A small heat shock protein stably binds heat-denatured model substrates and can maintain a substrate in a folding-competent state

Abstract

The small heat shock proteins (sHSPs) recently have been reported to have molecular chaperone activity in vitro; however, the mechanism of this activity is poorly defined. We found that HSP18.1, a dodecameric sHSP from pea, prevented the aggregation of malate dehydrogenase (MDH) and glyceraldehyde‐3‐phosphate dehydrogenase heated to 45°C. Under conditions in which HSP18.1 prevented aggregation of substrates, size‐exclusion chromatography and electron microscopy revealed that denatured substrates coated the HSP18.1 dodecamers to form expanded complexes.
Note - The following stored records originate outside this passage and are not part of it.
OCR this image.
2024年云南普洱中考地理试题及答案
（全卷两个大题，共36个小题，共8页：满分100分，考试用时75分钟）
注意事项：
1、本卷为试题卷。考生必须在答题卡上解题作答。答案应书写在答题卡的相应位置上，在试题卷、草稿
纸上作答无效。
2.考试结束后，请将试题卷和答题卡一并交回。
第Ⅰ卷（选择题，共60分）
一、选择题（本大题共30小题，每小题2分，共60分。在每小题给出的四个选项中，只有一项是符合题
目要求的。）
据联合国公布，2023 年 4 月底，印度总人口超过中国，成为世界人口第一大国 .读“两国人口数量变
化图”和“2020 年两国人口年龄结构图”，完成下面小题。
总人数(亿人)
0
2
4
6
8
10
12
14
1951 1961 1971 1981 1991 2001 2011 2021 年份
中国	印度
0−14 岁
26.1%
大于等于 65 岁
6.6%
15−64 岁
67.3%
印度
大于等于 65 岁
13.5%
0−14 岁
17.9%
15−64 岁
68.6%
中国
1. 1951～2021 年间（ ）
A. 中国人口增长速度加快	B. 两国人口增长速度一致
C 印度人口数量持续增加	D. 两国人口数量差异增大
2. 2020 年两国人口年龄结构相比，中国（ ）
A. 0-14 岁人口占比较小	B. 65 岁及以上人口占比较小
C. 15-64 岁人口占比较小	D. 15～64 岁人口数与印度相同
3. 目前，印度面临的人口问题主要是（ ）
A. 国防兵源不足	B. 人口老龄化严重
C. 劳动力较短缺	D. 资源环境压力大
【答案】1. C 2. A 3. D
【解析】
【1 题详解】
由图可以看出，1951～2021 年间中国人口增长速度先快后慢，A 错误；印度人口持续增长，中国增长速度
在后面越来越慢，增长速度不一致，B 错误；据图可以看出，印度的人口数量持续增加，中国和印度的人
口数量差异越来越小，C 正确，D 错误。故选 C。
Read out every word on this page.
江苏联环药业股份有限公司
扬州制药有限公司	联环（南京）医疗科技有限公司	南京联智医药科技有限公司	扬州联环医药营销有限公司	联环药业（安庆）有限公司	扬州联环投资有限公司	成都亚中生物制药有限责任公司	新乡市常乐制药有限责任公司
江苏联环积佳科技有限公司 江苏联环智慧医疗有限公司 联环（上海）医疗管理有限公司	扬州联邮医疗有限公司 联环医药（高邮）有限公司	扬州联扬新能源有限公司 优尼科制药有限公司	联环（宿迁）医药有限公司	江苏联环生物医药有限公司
SDS–PAGE of isolated complexes demonstrated that each HSP18.1 dodecamer can bind the equivalent of 12 MDH monomers, indicating that HSP18.1 has a large capacity for non‐native substrates compared with other known molecular chaperones. Photoincorporation of the hydrophobic probe 1,1′‐bi(4‐anilino)naphthalene‐5,5′‐disulfonic acid (bis‐ANS) into a conserved C‐terminal region of HSP18.1 increased reversibly with increasing temperature, but was blocked by prior binding of MDH, suggesting that bis‐ANS incorporates proximal to substrate binding regions and that substrate–HSP18.1 interactions are hydrophobic. We also show that heat‐denatured firefly luciferase bound to HSP18.1, in contrast to heat‐aggregated luciferase, can be reactivated in the presence of rabbit reticulocyte or wheat germ extracts in an ATP‐dependent process. These data support a model in which sHSPs prevent protein aggregation and facilitate substrate refolding in conjunction with other molecular chaperones.